Sometime last week I came across a reference to DTrace; since
then I have spent a not insignificant amount of time reading up on
DTrace, culminating in downloading the VMware image of
Nexenta, the Ubuntu of OpenSolaris, just to play with it.
DTrace is
quite exciting to me—it is an extension of tools like
truss/strace/ktrace and ltrace that I have
long-used to trace system activity and debug otherwise mysterious
problems. (If you’re not familiar with strace,
Self-Service Linux is a book that gives
a nice introduction to system debugging
using strace and other such tools; you can buy it or download
a PDF for free.)
It also has the ability to do basic profiling (much like pct)
and is also programmable (like Linux’s inotify).
Like ktrace and friends,
DTrace allows you to observe operating system user/kernel
behavior but it has at least two major
benefits: it has a simple programming language that lets
you specify (perhaps speculatively!) and aggregate
information exactly how you want it, and its extensible
architecture allows events to be defined for kernel internals
up through user-space middleware frameworks and
high-level languages.
After reading some documentation and articles describing the cool things you could do with DTrace, I really wanted to try it: I had visions of hooking it into SFS and Chord to track down the sources of our disk and memory load with great precision. Running Solaris turned out to be easy: VMware’s Server product is “free” and Nexenta offers a pre-installed VMware image. Naturally, the problem turned out to be in getting SFS to compile on Solaris, which I have not yet done successfully.

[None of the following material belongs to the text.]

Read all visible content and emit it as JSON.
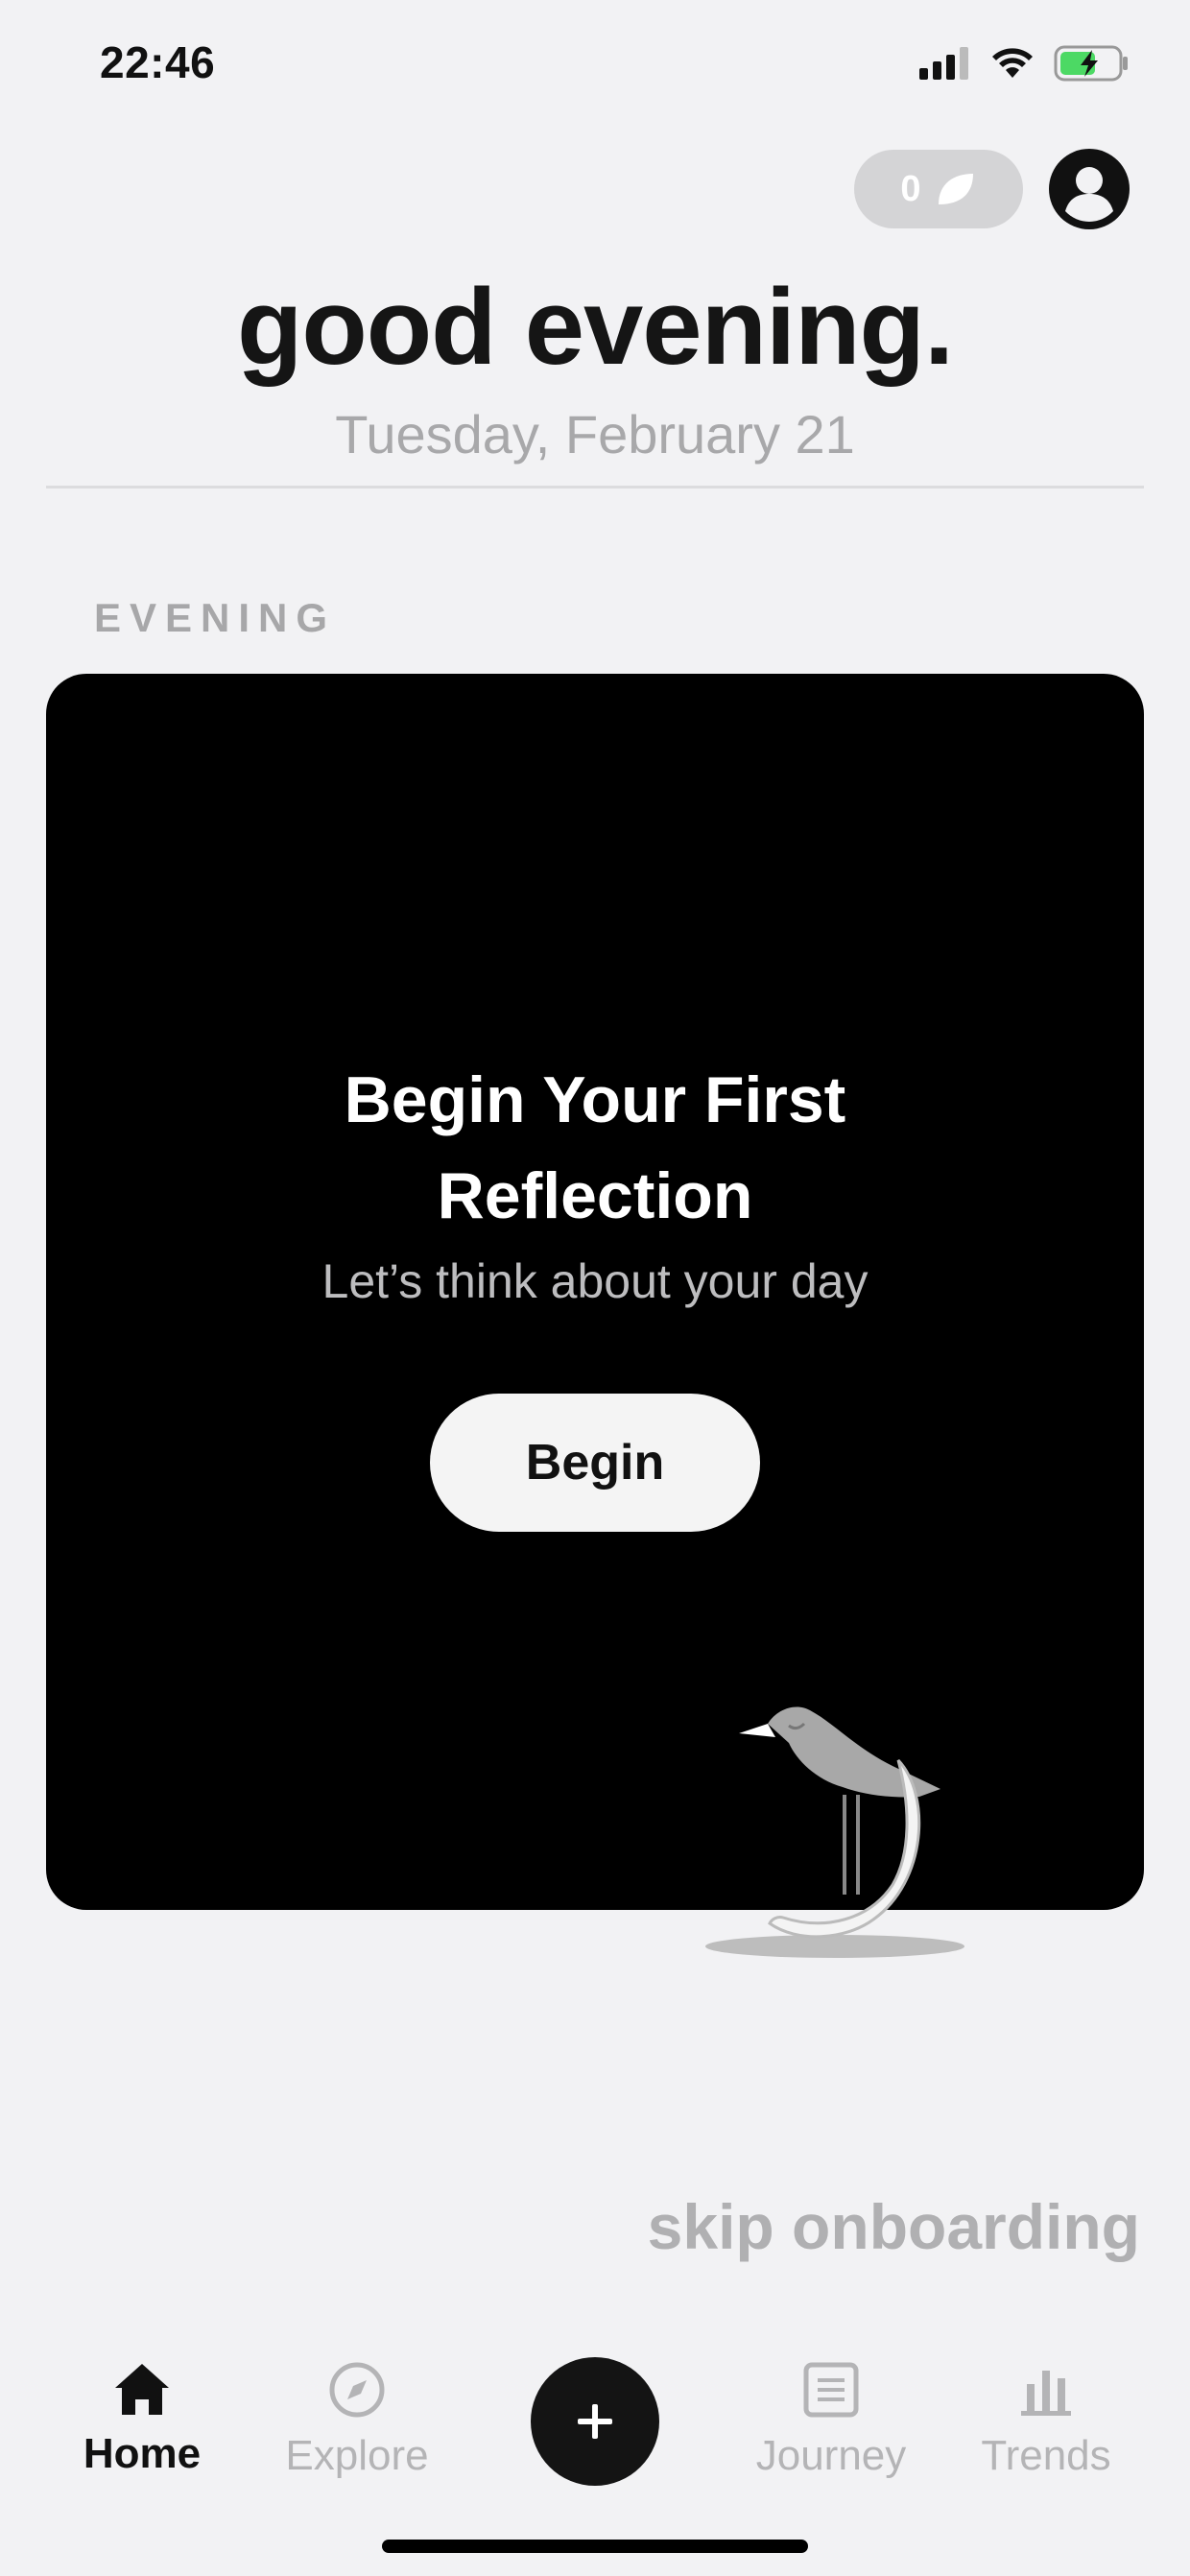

In the mean time, I’ve just worked through some bits of a DTrace
tutorial. The basic language is easy to learn; my only concern
so far is that the /self->follow/ idiom for
tracing “between” actions seems somewhat onerous.
The hard part
is internalizing the capabilities of providers and the common D idioms.

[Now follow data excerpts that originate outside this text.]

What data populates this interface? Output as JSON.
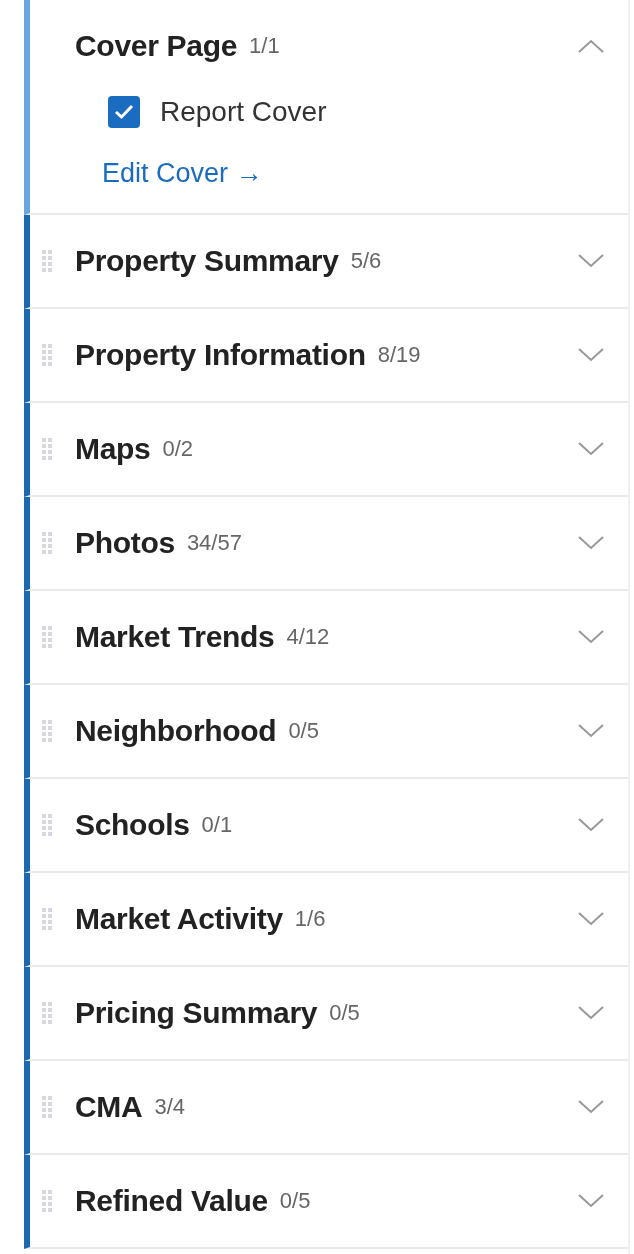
{
  "sections": [
    {
      "kind": "fixed",
      "title": "Cover Page",
      "count": "1/1",
      "expanded": true,
      "items": [
        {
          "label": "Report Cover",
          "checked": true
        }
      ],
      "link": "Edit Cover →"
    },
    {
      "kind": "draggable",
      "title": "Property Summary",
      "count": "5/6",
      "expanded": false
    },
    {
      "kind": "draggable",
      "title": "Property Information",
      "count": "8/19",
      "expanded": false
    },
    {
      "kind": "draggable",
      "title": "Maps",
      "count": "0/2",
      "expanded": false
    },
    {
      "kind": "draggable",
      "title": "Photos",
      "count": "34/57",
      "expanded": false
    },
    {
      "kind": "draggable",
      "title": "Market Trends",
      "count": "4/12",
      "expanded": false
    },
    {
      "kind": "draggable",
      "title": "Neighborhood",
      "count": "0/5",
      "expanded": false
    },
    {
      "kind": "draggable",
      "title": "Schools",
      "count": "0/1",
      "expanded": false
    },
    {
      "kind": "draggable",
      "title": "Market Activity",
      "count": "1/6",
      "expanded": false
    },
    {
      "kind": "draggable",
      "title": "Pricing Summary",
      "count": "0/5",
      "expanded": false
    },
    {
      "kind": "draggable",
      "title": "CMA",
      "count": "3/4",
      "expanded": false
    },
    {
      "kind": "draggable",
      "title": "Refined Value",
      "count": "0/5",
      "expanded": false
    }
  ]
}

The authors themselves point out
other DTrace tips and caveats. However, these downsides
are minor points given what you can do with the architecture.
The power DTrace offers is quite appealing. It is exciting enough that it makes me consider using Solaris, at least on a VMware Server. And perhaps more exciting, in the long-term, DTrace will get incorporated into more operating systems as evidenced by efforts to port DTrace to FreeBSD. Combined with distributed tools like Pip, debugging complex systems might just be getting easier.